Perkins also testified that Harriet Jinwright once altered a year-end profit-and-loss statement that Perkins had prepared to show that the church had positive income, even though, Perkins said, the church had operated in the red that year.
Perkins said Anthony Jinwright instructed her to shred the original document. Instead, Perkins said, she took the original document home and later gave it to a friend “for safe keeping.”
Perkins said she took the document “because I wanted to bring it today. I knew this would happen.”
Perkins said the Jinwrights instructed church leaders not to count or deposit some collections taken at Greater Salem.
“I had a conversation with them about how that money should be deposited into the operations account,” she said.
Perkins said she also advised the Jinwrights that travel and vacation expenses should be run through payroll so that proper taxes could be withheld, and that a $6,531 tuition check written to Johnson C. Smith University on behalf of the Jinwrights’ daughter should be counted as income for them.
Perkins said that each time Anthony Jinwright went out on a speaking engagement he’d collect a $2,500 check from Greater Salem. During one four-day period in July 2003, she said, he received two such checks.
Previous witnesses have testified that Anthony Jinwright was typically paid by the churches he visited, and that he often sent letters to those churches requesting first-class airfare and hotel accommodations. A previous witness who once served as Anthony Jinwright’s personal assistant testified that he was often required to travel with the senior pastor. The witness said Greater Salem generally paid for his travel-related expenses.
–Charlotte City Council member Warren Turner was called to the stand Wednesday to testify about payments made to the Jinwrights by his church, Silver Mount Baptist. Turner said he grew up in the church and has been a deacon there for seven years. He said that in 1991 and 1992 his congregation paid Anthony Jinwright $3,600 for revival services and paid Harriet Jinwright $200 in 2002 for reasons he could not recall.
–A second juror – a white female — was dismissed Wednesday after Perkins told prosecutors that she recognized the women from a previous job and that she had talked to the woman about Greater Salem. Another white female was dismissed earlier under a hardship appeal. The 15-person panel is now down to 13 – eight whites and five blacks – with only one alternate juror remaining.
ISSUES TO WATCH:
–For the seventh time since the trial began last week, defense lawyers have requested a mistrial. Two such requests occurred Wednesday in the presence of jurors, which drew an angry response from prosecutor Brown. “Seven motions for a mistrial in one case,” he said. “I’ve never seen it before.” Judge Whitney agreed: “I’ve never seen so many either.” The judge later said he understood that the attorneys must do their jobs. Wednesday’s requests for mistrials came during testimony that defense lawyers said was too much involved in theology and church governance.
–Judge Whitney let it be known that he wants to speed this trial along.

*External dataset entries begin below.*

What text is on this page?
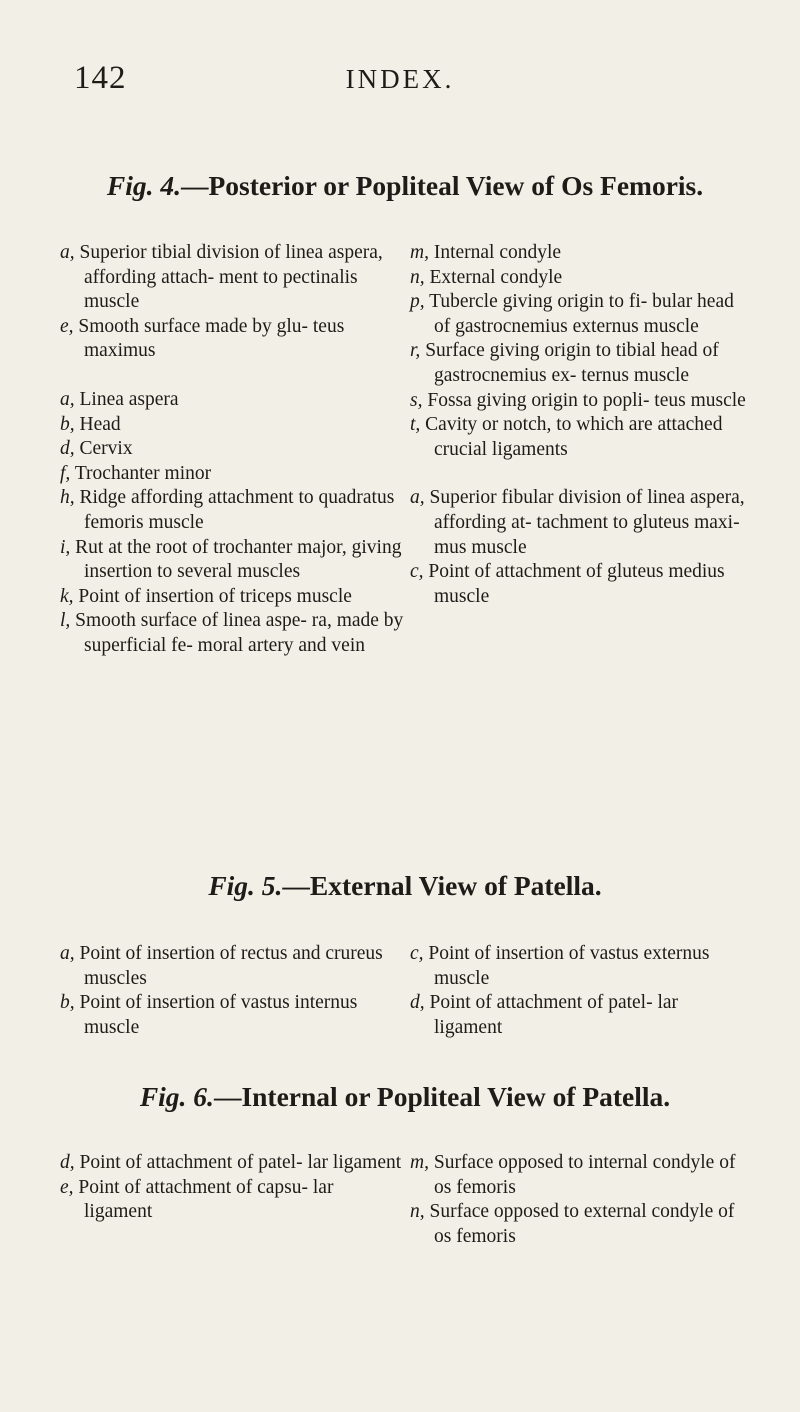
142	INDEX.
Fig. 4.—Posterior or Popliteal View of Os Femoris.
a, Superior tibial division of linea aspera, affording attach- ment to pectinalis muscle
e, Smooth surface made by glu- teus maximus
a, Linea aspera
b, Head
d, Cervix
f, Trochanter minor
h, Ridge affording attachment to quadratus femoris muscle
i, Rut at the root of trochanter major, giving insertion to several muscles
k, Point of insertion of triceps muscle
l, Smooth surface of linea aspe- ra, made by superficial fe- moral artery and vein
m, Internal condyle
n, External condyle
p, Tubercle giving origin to fi- bular head of gastrocnemius externus muscle
r, Surface giving origin to tibial head of gastrocnemius ex- ternus muscle
s, Fossa giving origin to popli- teus muscle
t, Cavity or notch, to which are attached crucial ligaments
a, Superior fibular division of linea aspera, affording at- tachment to gluteus maxi- mus muscle
c, Point of attachment of gluteus medius muscle
Fig. 5.—External View of Patella.
a, Point of insertion of rectus and crureus muscles
b, Point of insertion of vastus internus muscle
c, Point of insertion of vastus externus muscle
d, Point of attachment of patel- lar ligament
Fig. 6.—Internal or Popliteal View of Patella.
d, Point of attachment of patel- lar ligament
e, Point of attachment of capsu- lar ligament
m, Surface opposed to internal condyle of os femoris
n, Surface opposed to external condyle of os femoris
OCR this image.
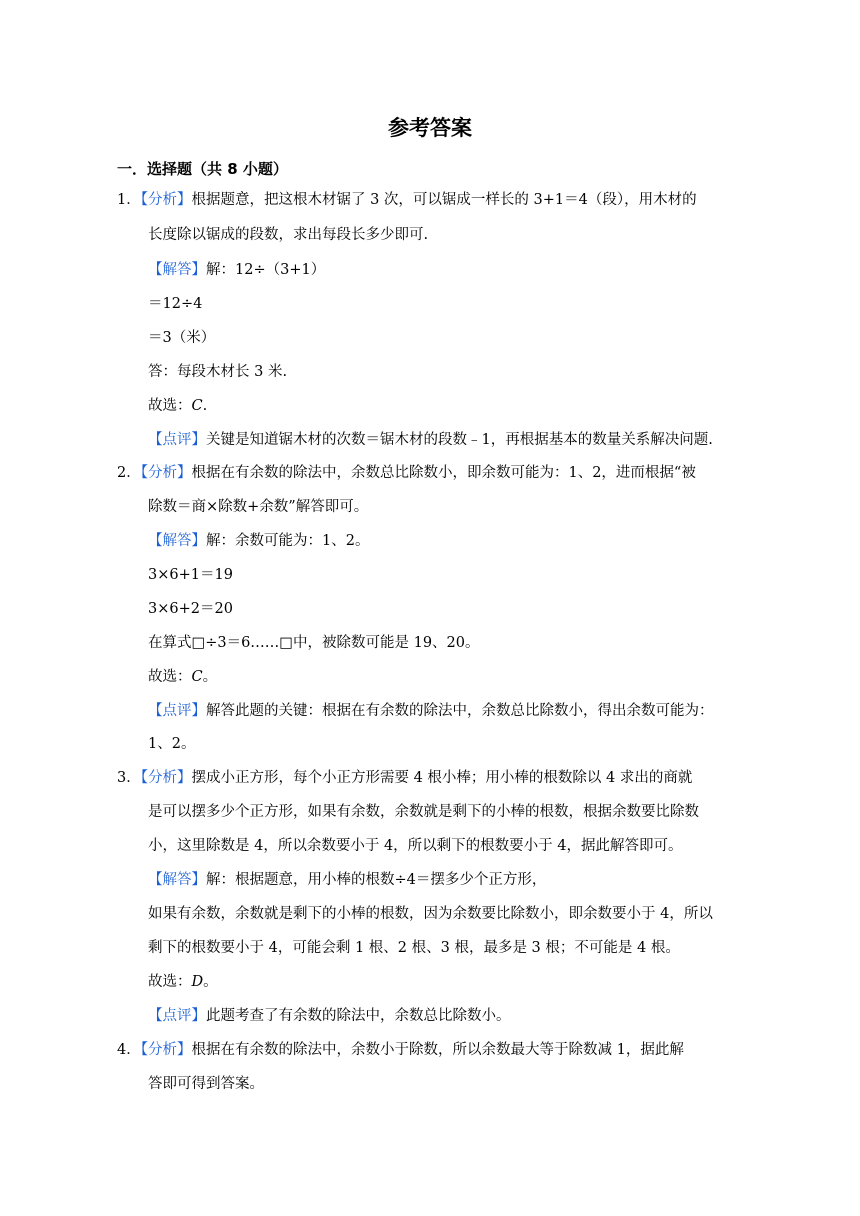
参考答案
一．选择题（共 8 小题）
1．【分析】根据题意，把这根木材锯了 3 次，可以锯成一样长的 3+1＝4（段），用木材的
长度除以锯成的段数，求出每段长多少即可.
【解答】解：12÷（3+1）
＝12÷4
＝3（米）
答：每段木材长 3 米.
故选：C.
【点评】关键是知道锯木材的次数＝锯木材的段数﹣1，再根据基本的数量关系解决问题.
2．【分析】根据在有余数的除法中，余数总比除数小，即余数可能为：1、2，进而根据“被
除数＝商×除数+余数”解答即可。
【解答】解：余数可能为：1、2。
3×6+1＝19
3×6+2＝20
在算式□÷3＝6……□中，被除数可能是 19、20。
故选：C。
【点评】解答此题的关键：根据在有余数的除法中，余数总比除数小，得出余数可能为：
1、2。
3．【分析】摆成小正方形，每个小正方形需要 4 根小棒；用小棒的根数除以 4 求出的商就
是可以摆多少个正方形，如果有余数，余数就是剩下的小棒的根数，根据余数要比除数
小，这里除数是 4，所以余数要小于 4，所以剩下的根数要小于 4，据此解答即可。
【解答】解：根据题意，用小棒的根数÷4＝摆多少个正方形，
如果有余数，余数就是剩下的小棒的根数，因为余数要比除数小，即余数要小于 4，所以
剩下的根数要小于 4，可能会剩 1 根、2 根、3 根，最多是 3 根；不可能是 4 根。
故选：D。
【点评】此题考查了有余数的除法中，余数总比除数小。
4．【分析】根据在有余数的除法中，余数小于除数，所以余数最大等于除数减 1，据此解
答即可得到答案。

With the jury out of the room, he said: “We’re going to be here till July if we don’t tighten up. I’m going to start cracking down. I’m serious when I say that, so don’t tempt me.” Qcitymetro.com reported yesterday that the Jinwright trial may go longer than anticipated.
–Prosecutors told Judge Whitney Wednesday that a subpoenaed witness has refused to take the government’s telephone calls. They notified the judge that a warrant may be required. The potential witness was not named.